To make another case for the CAPM, a new paper, “The Lost Capital Asset Pricing Model,” digs deeper into the data in order to understand why the CAPM continues to fail from an empirical perspective. It will be presented at the upcoming Northern Finance Association Conference, where Canadian Investment Reviewis proud to be a media sponsor for the fourth year in a row.
The authors, Daniel Andrei from UCLA; Julien Cujean from the University of Maryland, and Mungo Wilson, from Oxford University, note that econometricians seeking to test the CAPM empirically are simply testing whether a market portfolio is mean-variance efficient. This has limitations they argue since investors that hold the market portfolio are looking at a wider set of data. That gives them an information edge over the econometrician and makes the case for looking at the CAPM differently. As the authors note:
Observing investors’ actions (for instance, their investment decisions) likely reveals some of this information. This approach based on “revealed preference” has caught on recently (Barber, Huang, and Odean, 2016; Berk and Van Binsbergen, 2016).

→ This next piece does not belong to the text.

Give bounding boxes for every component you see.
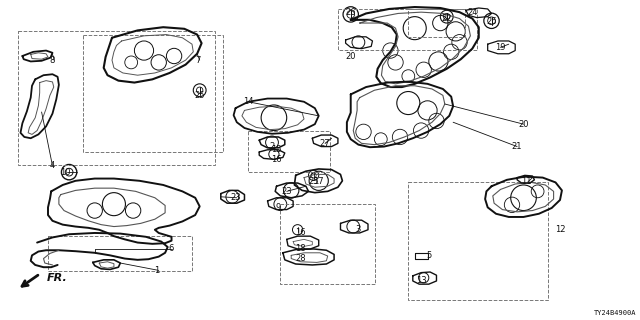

At the same time, the authors suggest their paper could be helpful for factor models in asset pricing.
Some variables may appear to the econometrician as priced factors simply because betas are mismeasured. Rather than being priced factors these variables are instruments for the measurement error in betas. Do there exist economic criteria that would allow the empiricist to distinguish variables that are economically meaningful from those that are not? This matter opens up fascinating directions for future research.